On channel quantization and feedback strategies for multiuser MIMO-OFDM downlink systems

We consider a multiuser MIMO-OFDM downlink system with single antenna mobile terminals (MTs) where channel state information at the base station is provided through limited uplink feedback (FB). In order to reduce the FB rate and signal processing complexity, the available bandwidth is divided into resource blocks (RBs) whose number of subcarriers reflects the coherence bandwidth of the channel. This approach is very common in the standardization of 4th generation wireless communication systems and justifies an independent channel quantization per RB. Within this framework the paper contains two main contributions.

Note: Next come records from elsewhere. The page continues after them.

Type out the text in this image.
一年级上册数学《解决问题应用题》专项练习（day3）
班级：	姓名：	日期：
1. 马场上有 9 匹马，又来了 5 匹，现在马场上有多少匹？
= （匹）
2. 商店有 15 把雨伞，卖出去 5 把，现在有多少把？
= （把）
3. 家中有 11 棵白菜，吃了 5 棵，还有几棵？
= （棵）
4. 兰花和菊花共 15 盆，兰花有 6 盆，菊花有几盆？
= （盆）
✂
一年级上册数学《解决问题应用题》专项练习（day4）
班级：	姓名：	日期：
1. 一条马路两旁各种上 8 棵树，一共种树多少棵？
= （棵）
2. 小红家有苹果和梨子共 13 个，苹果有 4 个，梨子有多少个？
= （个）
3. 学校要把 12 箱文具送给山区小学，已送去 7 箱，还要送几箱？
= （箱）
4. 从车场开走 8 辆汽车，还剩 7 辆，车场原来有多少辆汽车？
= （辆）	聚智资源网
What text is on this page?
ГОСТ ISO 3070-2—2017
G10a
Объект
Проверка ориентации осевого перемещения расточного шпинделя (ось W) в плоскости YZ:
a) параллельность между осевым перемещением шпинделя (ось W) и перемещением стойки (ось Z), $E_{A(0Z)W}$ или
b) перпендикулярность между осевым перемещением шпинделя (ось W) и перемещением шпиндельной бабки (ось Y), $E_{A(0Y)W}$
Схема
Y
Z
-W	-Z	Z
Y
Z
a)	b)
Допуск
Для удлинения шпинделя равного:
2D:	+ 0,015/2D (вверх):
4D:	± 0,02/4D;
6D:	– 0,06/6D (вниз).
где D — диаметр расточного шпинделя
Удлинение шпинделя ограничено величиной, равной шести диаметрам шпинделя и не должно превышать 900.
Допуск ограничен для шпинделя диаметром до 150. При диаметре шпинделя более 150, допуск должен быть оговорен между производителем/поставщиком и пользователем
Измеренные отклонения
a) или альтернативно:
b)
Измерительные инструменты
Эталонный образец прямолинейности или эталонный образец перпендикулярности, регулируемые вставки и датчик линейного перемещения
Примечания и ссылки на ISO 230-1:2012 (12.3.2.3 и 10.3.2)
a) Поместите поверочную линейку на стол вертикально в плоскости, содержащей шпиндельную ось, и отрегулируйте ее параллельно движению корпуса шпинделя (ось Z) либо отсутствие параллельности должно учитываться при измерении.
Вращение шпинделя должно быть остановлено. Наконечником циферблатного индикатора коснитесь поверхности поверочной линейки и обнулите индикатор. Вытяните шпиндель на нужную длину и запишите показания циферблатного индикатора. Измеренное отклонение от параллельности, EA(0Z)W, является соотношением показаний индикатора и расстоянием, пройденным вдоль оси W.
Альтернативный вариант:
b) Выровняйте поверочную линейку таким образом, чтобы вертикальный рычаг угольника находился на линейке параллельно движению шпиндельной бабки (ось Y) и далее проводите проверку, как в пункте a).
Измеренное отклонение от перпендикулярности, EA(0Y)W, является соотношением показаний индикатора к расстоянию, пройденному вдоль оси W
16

Firstly we provide joint conditions on the channel coherence bandwidth and the FB rate per RB that allow for a simpler quantization of the RB channel matrix (space-frequency) by a space vector, causing negligible performance loss in terms of system achievable throughput. This is accomplished after deriving a new metric for codebook design in RB channel quantization that exploits spatial and frequency correlation. As a second contribution we investigate the trade-off between accurate channel knowledge and frequency/multiuser diversity. It is seen that even for a moderate number of MTs in the network, concentrating all the available FB bits in characterizing only one RB provides a significant gain in system throughput over a more classical distributed approach and this result is validated both analytically and by simulations.